Panel Turns Back Philadelphia's Voluntary Desegregation Plan
Philadelphia--Superintendent of Schools Constance E. Clayton suffered a setback last week in her efforts to desegregate the city's public schools without forced busing, when the Pennsylvania Human Relations Commission rejected her voluntary plan.
The decision by the commission, the agency with jurisdiction over desegregation in Pennsylvania, forces the issue of how best to desegregate Philadelphia schools back into Pennsylvania Commonwealth Court, where hearings were scheduled for this week.
In rejecting the plan put forward by Ms. Clayton, the district's first black superintendent, the human-relations commission said that the plan relied on voluntary measures that had proved unsuccessful in the past, and that it failed to use measures advocated by both the commission and the court.
Such measures include pairing predominantly white schools with nearby predominantly black schools and transferring students from schools closed due to declining enrollment in a way that would enhance desegregation.
In a sharply worded statement before the board of education the day after the commission vote, Ms. Clayton replied: "The commission and its staff seem to remain mired in the past, unable to look forward, unwilling to look around, and afraid to consider new options, new ideas, and new approaches.
"The crux of the disagreement between the school district and the commission," she continued, "resolves to one issue and one issue only: whether the school district should adopt a plan that would require the mandatory reassignment of students."
Ms. Clayton contends that a mandatory plan would not work in the Philadelphia School District, the nation's fifth largest, because parents who could afford to would leave the system for private or parochial schools rather than submit to forced busing for their children.
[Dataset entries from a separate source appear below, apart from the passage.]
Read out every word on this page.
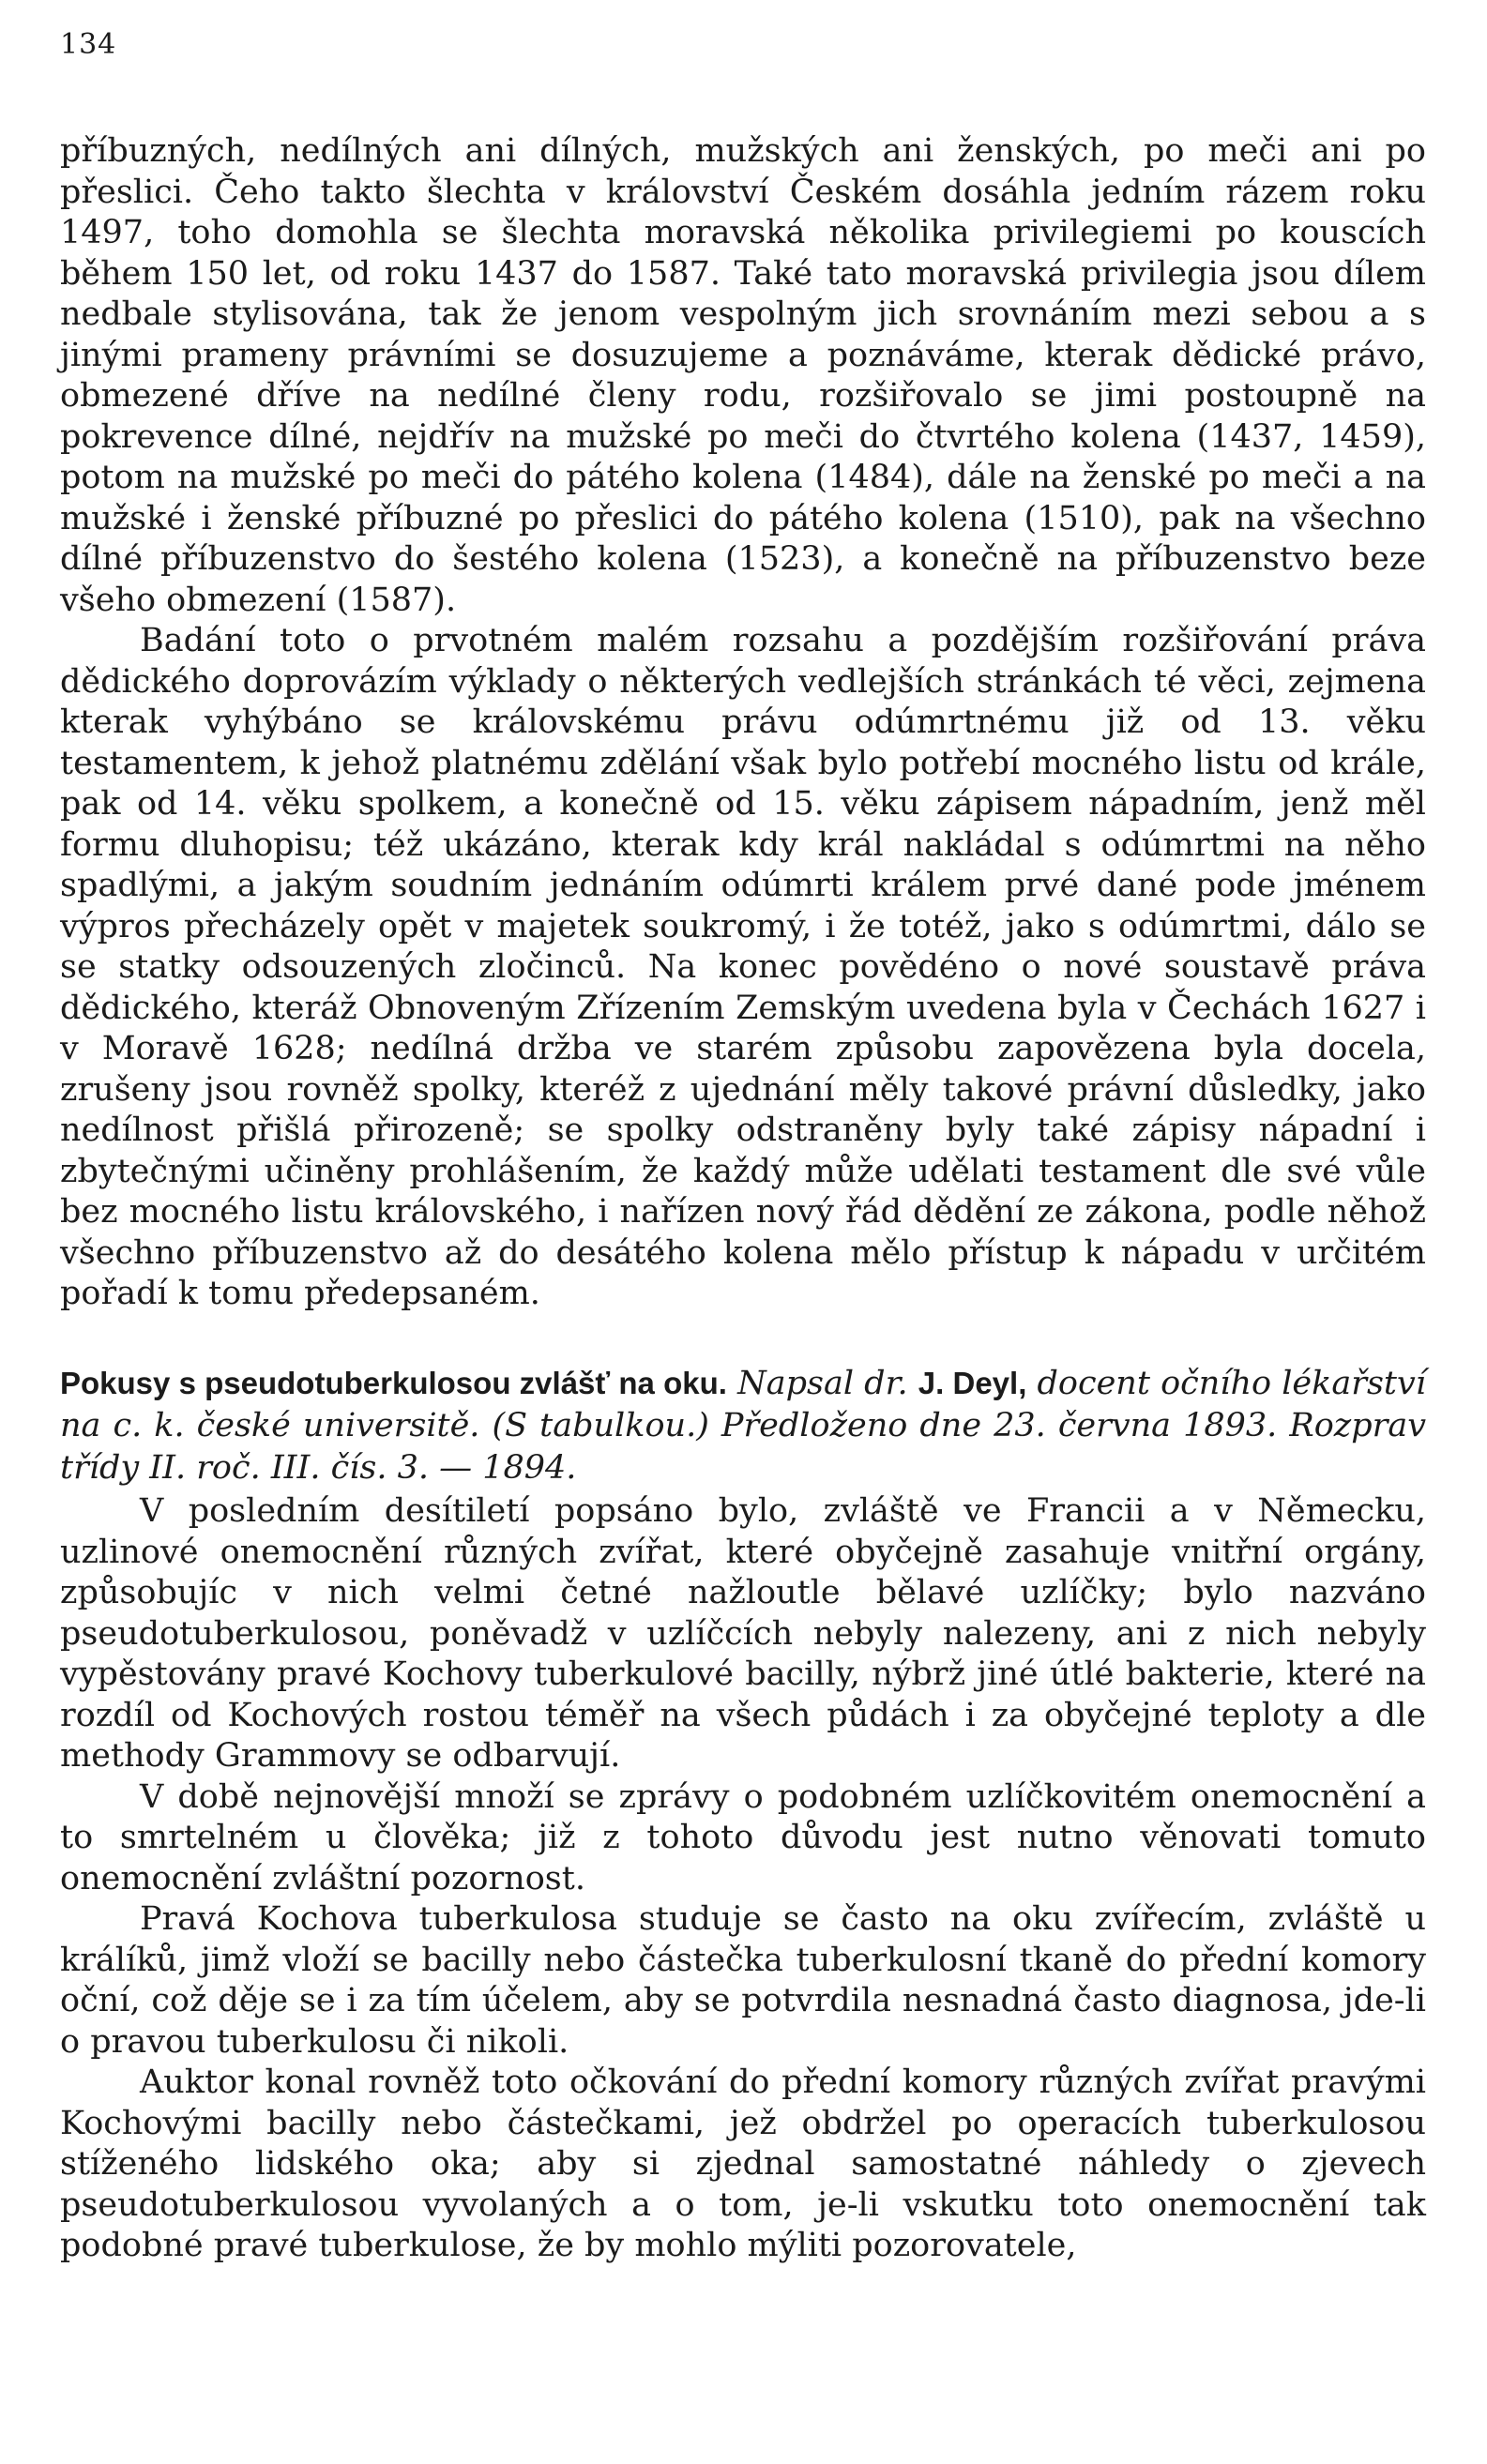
134

příbuzných, nedílných ani dílných, mužských ani ženských, po meči ani po přeslici. Čeho takto šlechta v království Českém dosáhla jedním rázem roku 1497, toho domohla se šlechta moravská několika privilegiemi po kouscích během 150 let, od roku 1437 do 1587. Také tato moravská privilegia jsou dílem nedbale stylisována, tak že jenom vespolným jich srovnáním mezi sebou a s jinými prameny právními se dosuzujeme a poznáváme, kterak dědické právo, obmezené dříve na nedílné členy rodu, rozšiřovalo se jimi postoupně na pokrevence dílné, nejdřív na mužské po meči do čtvrtého kolena (1437, 1459), potom na mužské po meči do pátého kolena (1484), dále na ženské po meči a na mužské i ženské příbuzné po přeslici do pátého kolena (1510), pak na všechno dílné příbuzenstvo do šestého kolena (1523), a konečně na příbuzenstvo beze všeho obmezení (1587).

Badání toto o prvotném malém rozsahu a pozdějším rozšiřování práva dědického doprovázím výklady o některých vedlejších stránkách té věci, zejmena kterak vyhýbáno se královskému právu odúmrtnému již od 13. věku testamentem, k jehož platnému zdělání však bylo potřebí mocného listu od krále, pak od 14. věku spolkem, a konečně od 15. věku zápisem nápadním, jenž měl formu dluhopisu; též ukázáno, kterak kdy král nakládal s odúmrtmi na něho spadlými, a jakým soudním jednáním odúmrti králem prvé dané pode jménem výpros přecházely opět v majetek soukromý, i že totéž, jako s odúmrtmi, dálo se se statky odsouzených zločinců. Na konec povědéno o nové soustavě práva dědického, kteráž Obnoveným Zřízením Zemským uvedena byla v Čechách 1627 i v Moravě 1628; nedílná držba ve starém způsobu zapovězena byla docela, zrušeny jsou rovněž spolky, kteréž z ujednání měly takové právní důsledky, jako nedílnost přišlá přirozeně; se spolky odstraněny byly také zápisy nápadní i zbytečnými učiněny prohlášením, že každý může udělati testament dle své vůle bez mocného listu královského, i nařízen nový řád dědění ze zákona, podle něhož všechno příbuzenstvo až do desátého kolena mělo přístup k nápadu v určitém pořadí k tomu předepsaném.

Pokusy s pseudotuberkulosou zvlášť na oku. Napsal dr. J. Deyl, docent očního lékařství na c. k. české universitě. (S tabulkou.) Předloženo dne 23. června 1893. Rozprav třídy II. roč. III. čís. 3. — 1894.

V posledním desítiletí popsáno bylo, zvláště ve Francii a v Německu, uzlinové onemocnění různých zvířat, které obyčejně zasahuje vnitřní orgány, způsobujíc v nich velmi četné nažloutle bělavé uzlíčky; bylo nazváno pseudotuberkulosou, poněvadž v uzlíčcích nebyly nalezeny, ani z nich nebyly vypěstovány pravé Kochovy tuberkulové bacilly, nýbrž jiné útlé bakterie, které na rozdíl od Kochových rostou téměř na všech půdách i za obyčejné teploty a dle methody Grammovy se odbarvují.

V době nejnovější množí se zprávy o podobném uzlíčkovitém onemocnění a to smrtelném u člověka; již z tohoto důvodu jest nutno věnovati tomuto onemocnění zvláštní pozornost.

Pravá Kochova tuberkulosa studuje se často na oku zvířecím, zvláště u králíků, jimž vloží se bacilly nebo částečka tuberkulosní tkaně do přední komory oční, což děje se i za tím účelem, aby se potvrdila nesnadná často diagnosa, jde-li o pravou tuberkulosu či nikoli.

Auktor konal rovněž toto očkování do přední komory různých zvířat pravými Kochovými bacilly nebo částečkami, jež obdržel po operacích tuberkulosou stíženého lidského oka; aby si zjednal samostatné náhledy o zjevech pseudotuberkulosou vyvolaných a o tom, je-li vskutku toto onemocnění tak podobné pravé tuberkulose, že by mohlo mýliti pozorovatele,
"An even higher proportion of the students remaining in the system would be minority; desegregation would become more, not less, difficult to achieve," she said in her statement last week.
Ms. Clayton submitted her plan earlier this month. (See Education Week, Oct. 5, 1983.) Community response to the voluntary plan has been overwhelmingly positive. A coalition of 14 parent and community groups expressed support for the plan and dismay at the position taken by the human-relations commission at a news conference last week.
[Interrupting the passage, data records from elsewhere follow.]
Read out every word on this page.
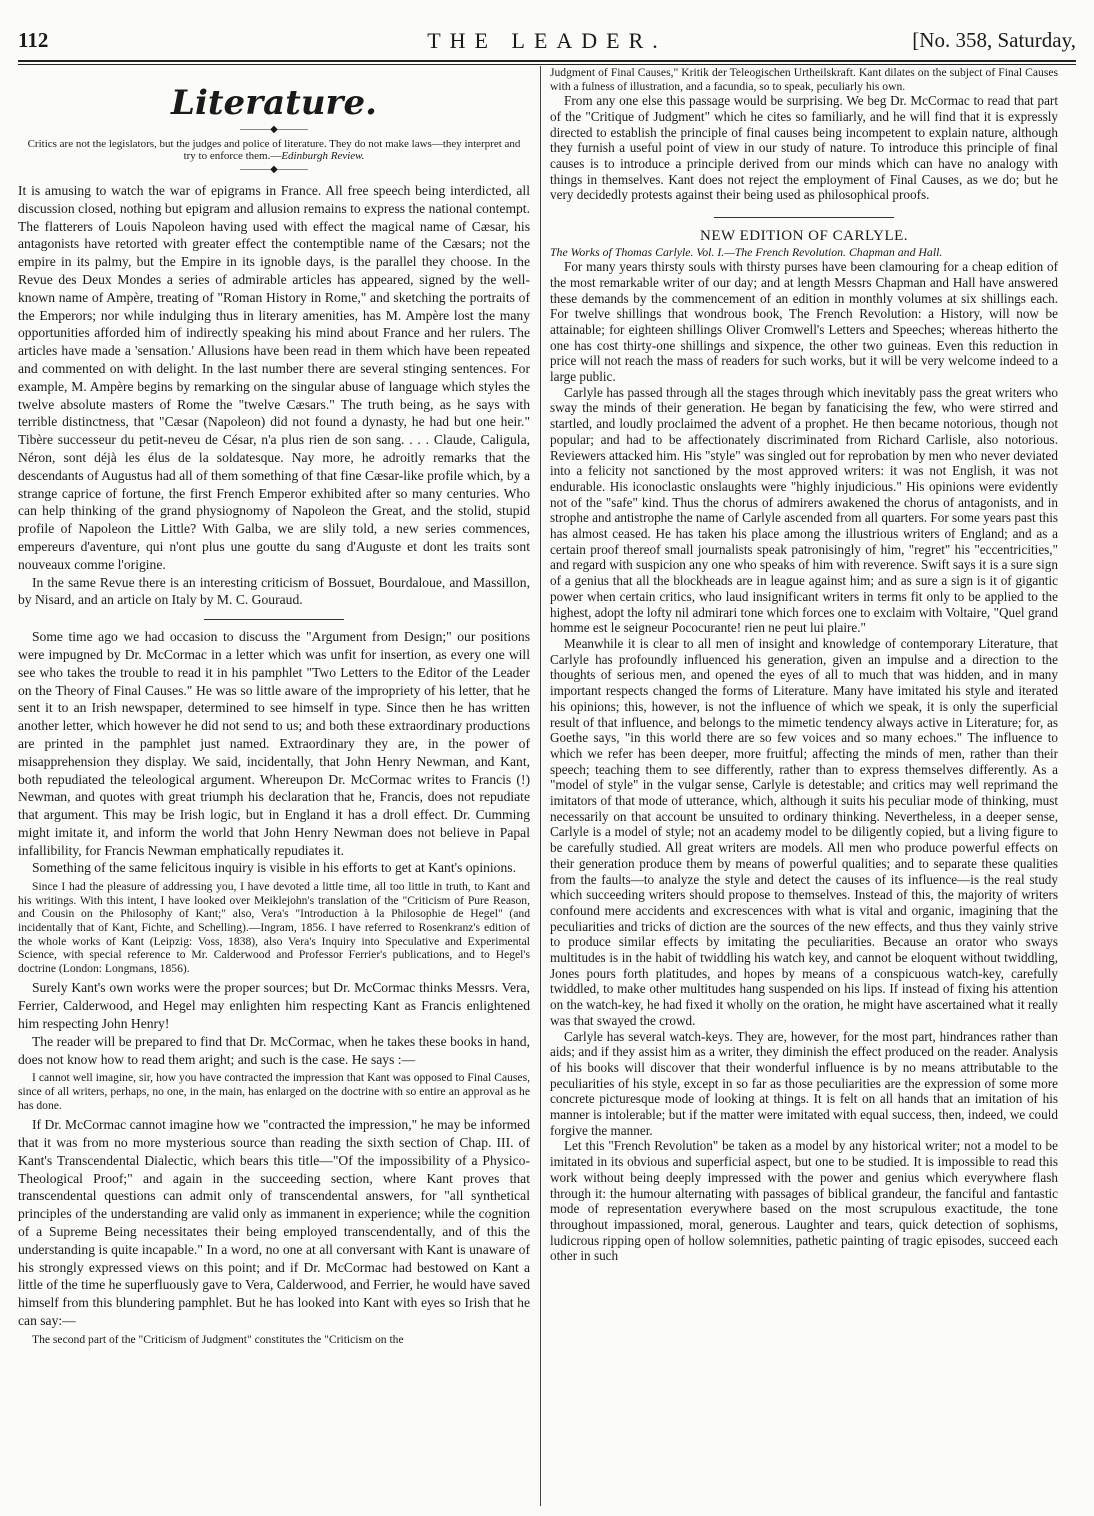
112	THE LEADER.	[No. 358, Saturday,
Literature.
———◆———
Critics are not the legislators, but the judges and police of literature. They do not make laws—they interpret and try to enforce them.—Edinburgh Review.
———◆———

It is amusing to watch the war of epigrams in France. All free speech being interdicted, all discussion closed, nothing but epigram and allusion remains to express the national contempt. The flatterers of Louis Napoleon having used with effect the magical name of Cæsar, his antagonists have retorted with greater effect the contemptible name of the Cæsars; not the empire in its palmy, but the Empire in its ignoble days, is the parallel they choose. In the Revue des Deux Mondes a series of admirable articles has appeared, signed by the well-known name of Ampère, treating of "Roman History in Rome," and sketching the portraits of the Emperors; nor while indulging thus in literary amenities, has M. Ampère lost the many opportunities afforded him of indirectly speaking his mind about France and her rulers. The articles have made a 'sensation.' Allusions have been read in them which have been repeated and commented on with delight. In the last number there are several stinging sentences. For example, M. Ampère begins by remarking on the singular abuse of language which styles the twelve absolute masters of Rome the "twelve Cæsars." The truth being, as he says with terrible distinctness, that "Cæsar (Napoleon) did not found a dynasty, he had but one heir." Tibère successeur du petit-neveu de César, n'a plus rien de son sang. . . . Claude, Caligula, Néron, sont déjà les élus de la soldatesque. Nay more, he adroitly remarks that the descendants of Augustus had all of them something of that fine Cæsar-like profile which, by a strange caprice of fortune, the first French Emperor exhibited after so many centuries. Who can help thinking of the grand physiognomy of Napoleon the Great, and the stolid, stupid profile of Napoleon the Little? With Galba, we are slily told, a new series commences, empereurs d'aventure, qui n'ont plus une goutte du sang d'Auguste et dont les traits sont nouveaux comme l'origine.

In the same Revue there is an interesting criticism of Bossuet, Bourdaloue, and Massillon, by Nisard, and an article on Italy by M. C. Gouraud.

Some time ago we had occasion to discuss the "Argument from Design;" our positions were impugned by Dr. McCormac in a letter which was unfit for insertion, as every one will see who takes the trouble to read it in his pamphlet "Two Letters to the Editor of the Leader on the Theory of Final Causes." He was so little aware of the impropriety of his letter, that he sent it to an Irish newspaper, determined to see himself in type. Since then he has written another letter, which however he did not send to us; and both these extraordinary productions are printed in the pamphlet just named. Extraordinary they are, in the power of misapprehension they display. We said, incidentally, that John Henry Newman, and Kant, both repudiated the teleological argument. Whereupon Dr. McCormac writes to Francis (!) Newman, and quotes with great triumph his declaration that he, Francis, does not repudiate that argument. This may be Irish logic, but in England it has a droll effect. Dr. Cumming might imitate it, and inform the world that John Henry Newman does not believe in Papal infallibility, for Francis Newman emphatically repudiates it.

Something of the same felicitous inquiry is visible in his efforts to get at Kant's opinions.

Since I had the pleasure of addressing you, I have devoted a little time, all too little in truth, to Kant and his writings. With this intent, I have looked over Meiklejohn's translation of the "Criticism of Pure Reason, and Cousin on the Philosophy of Kant;" also, Vera's "Introduction à la Philosophie de Hegel" (and incidentally that of Kant, Fichte, and Schelling).—Ingram, 1856. I have referred to Rosenkranz's edition of the whole works of Kant (Leipzig: Voss, 1838), also Vera's Inquiry into Speculative and Experimental Science, with special reference to Mr. Calderwood and Professor Ferrier's publications, and to Hegel's doctrine (London: Longmans, 1856).

Surely Kant's own works were the proper sources; but Dr. McCormac thinks Messrs. Vera, Ferrier, Calderwood, and Hegel may enlighten him respecting Kant as Francis enlightened him respecting John Henry!

The reader will be prepared to find that Dr. McCormac, when he takes these books in hand, does not know how to read them aright; and such is the case. He says :—

I cannot well imagine, sir, how you have contracted the impression that Kant was opposed to Final Causes, since of all writers, perhaps, no one, in the main, has enlarged on the doctrine with so entire an approval as he has done.

If Dr. McCormac cannot imagine how we "contracted the impression," he may be informed that it was from no more mysterious source than reading the sixth section of Chap. III. of Kant's Transcendental Dialectic, which bears this title—"Of the impossibility of a Physico-Theological Proof;" and again in the succeeding section, where Kant proves that transcendental questions can admit only of transcendental answers, for "all synthetical principles of the understanding are valid only as immanent in experience; while the cognition of a Supreme Being necessitates their being employed transcendentally, and of this the understanding is quite incapable." In a word, no one at all conversant with Kant is unaware of his strongly expressed views on this point; and if Dr. McCormac had bestowed on Kant a little of the time he superfluously gave to Vera, Calderwood, and Ferrier, he would have saved himself from this blundering pamphlet. But he has looked into Kant with eyes so Irish that he can say:—

The second part of the "Criticism of Judgment" constitutes the "Criticism on the

Judgment of Final Causes," Kritik der Teleogischen Urtheilskraft. Kant dilates on the subject of Final Causes with a fulness of illustration, and a facundia, so to speak, peculiarly his own.

From any one else this passage would be surprising. We beg Dr. McCormac to read that part of the "Critique of Judgment" which he cites so familiarly, and he will find that it is expressly directed to establish the principle of final causes being incompetent to explain nature, although they furnish a useful point of view in our study of nature. To introduce this principle of final causes is to introduce a principle derived from our minds which can have no analogy with things in themselves. Kant does not reject the employment of Final Causes, as we do; but he very decidedly protests against their being used as philosophical proofs.

NEW EDITION OF CARLYLE.
The Works of Thomas Carlyle. Vol. I.—The French Revolution. Chapman and Hall.

For many years thirsty souls with thirsty purses have been clamouring for a cheap edition of the most remarkable writer of our day; and at length Messrs Chapman and Hall have answered these demands by the commencement of an edition in monthly volumes at six shillings each. For twelve shillings that wondrous book, The French Revolution: a History, will now be attainable; for eighteen shillings Oliver Cromwell's Letters and Speeches; whereas hitherto the one has cost thirty-one shillings and sixpence, the other two guineas. Even this reduction in price will not reach the mass of readers for such works, but it will be very welcome indeed to a large public.

Carlyle has passed through all the stages through which inevitably pass the great writers who sway the minds of their generation. He began by fanaticising the few, who were stirred and startled, and loudly proclaimed the advent of a prophet. He then became notorious, though not popular; and had to be affectionately discriminated from Richard Carlisle, also notorious. Reviewers attacked him. His "style" was singled out for reprobation by men who never deviated into a felicity not sanctioned by the most approved writers: it was not English, it was not endurable. His iconoclastic onslaughts were "highly injudicious." His opinions were evidently not of the "safe" kind. Thus the chorus of admirers awakened the chorus of antagonists, and in strophe and antistrophe the name of Carlyle ascended from all quarters. For some years past this has almost ceased. He has taken his place among the illustrious writers of England; and as a certain proof thereof small journalists speak patronisingly of him, "regret" his "eccentricities," and regard with suspicion any one who speaks of him with reverence. Swift says it is a sure sign of a genius that all the blockheads are in league against him; and as sure a sign is it of gigantic power when certain critics, who laud insignificant writers in terms fit only to be applied to the highest, adopt the lofty nil admirari tone which forces one to exclaim with Voltaire, "Quel grand homme est le seigneur Pococurante! rien ne peut lui plaire."

Meanwhile it is clear to all men of insight and knowledge of contemporary Literature, that Carlyle has profoundly influenced his generation, given an impulse and a direction to the thoughts of serious men, and opened the eyes of all to much that was hidden, and in many important respects changed the forms of Literature. Many have imitated his style and iterated his opinions; this, however, is not the influence of which we speak, it is only the superficial result of that influence, and belongs to the mimetic tendency always active in Literature; for, as Goethe says, "in this world there are so few voices and so many echoes." The influence to which we refer has been deeper, more fruitful; affecting the minds of men, rather than their speech; teaching them to see differently, rather than to express themselves differently. As a "model of style" in the vulgar sense, Carlyle is detestable; and critics may well reprimand the imitators of that mode of utterance, which, although it suits his peculiar mode of thinking, must necessarily on that account be unsuited to ordinary thinking. Nevertheless, in a deeper sense, Carlyle is a model of style; not an academy model to be diligently copied, but a living figure to be carefully studied. All great writers are models. All men who produce powerful effects on their generation produce them by means of powerful qualities; and to separate these qualities from the faults—to analyze the style and detect the causes of its influence—is the real study which succeeding writers should propose to themselves. Instead of this, the majority of writers confound mere accidents and excrescences with what is vital and organic, imagining that the peculiarities and tricks of diction are the sources of the new effects, and thus they vainly strive to produce similar effects by imitating the peculiarities. Because an orator who sways multitudes is in the habit of twiddling his watch key, and cannot be eloquent without twiddling, Jones pours forth platitudes, and hopes by means of a conspicuous watch-key, carefully twiddled, to make other multitudes hang suspended on his lips. If instead of fixing his attention on the watch-key, he had fixed it wholly on the oration, he might have ascertained what it really was that swayed the crowd.

Carlyle has several watch-keys. They are, however, for the most part, hindrances rather than aids; and if they assist him as a writer, they diminish the effect produced on the reader. Analysis of his books will discover that their wonderful influence is by no means attributable to the peculiarities of his style, except in so far as those peculiarities are the expression of some more concrete picturesque mode of looking at things. It is felt on all hands that an imitation of his manner is intolerable; but if the matter were imitated with equal success, then, indeed, we could forgive the manner.

Let this "French Revolution" be taken as a model by any historical writer; not a model to be imitated in its obvious and superficial aspect, but one to be studied. It is impossible to read this work without being deeply impressed with the power and genius which everywhere flash through it: the humour alternating with passages of biblical grandeur, the fanciful and fantastic mode of representation everywhere based on the most scrupulous exactitude, the tone throughout impassioned, moral, generous. Laughter and tears, quick detection of sophisms, ludicrous ripping open of hollow solemnities, pathetic painting of tragic episodes, succeed each other in such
"[Ms. Clayton's plan] includes lots of things that parents have been pushing for for years in a desegregation plan," said Ruth Spergel, vice-president of the Home and School Council. "The commission seems to be out of touch with what people want. Not having a child in Philadelphia public schools and some of them never having had a child in Philadelphia public schools, they're just playing with numbers and they're playing a game. They never changed in 14 years. They never bent to reality."
However, one important group opposing the plan is the National Association for the Advancement of Colored People. Earl W. Trent, an attorney for four area naacp chapters, addressed the commission meeting last week and urged rejection of the plan.
Mr. Trent called the plan "contemptuous" and said the naacp would not allow the district to remain segregated just because its administration is black. Mr. Trent called the plan a return to the "separate-but-equal" doctrine because, he said, it is not a desegregation plan, but a plan to improve black schools. However, he said he was not commenting on that portion of the plan that called for the desegregation of 43 schools.
Ms. Clayton said the next step is to make sure Commonwealth Court, the state court that originally required the district to develop the plan, understands it.
"We will ask the court to weigh the plan that we have submitted in light of the realities, the resources, and the real needs of this school district," said Ms. Clayton. "It is my hope that in that forum, reality will intervene and reason will prevail."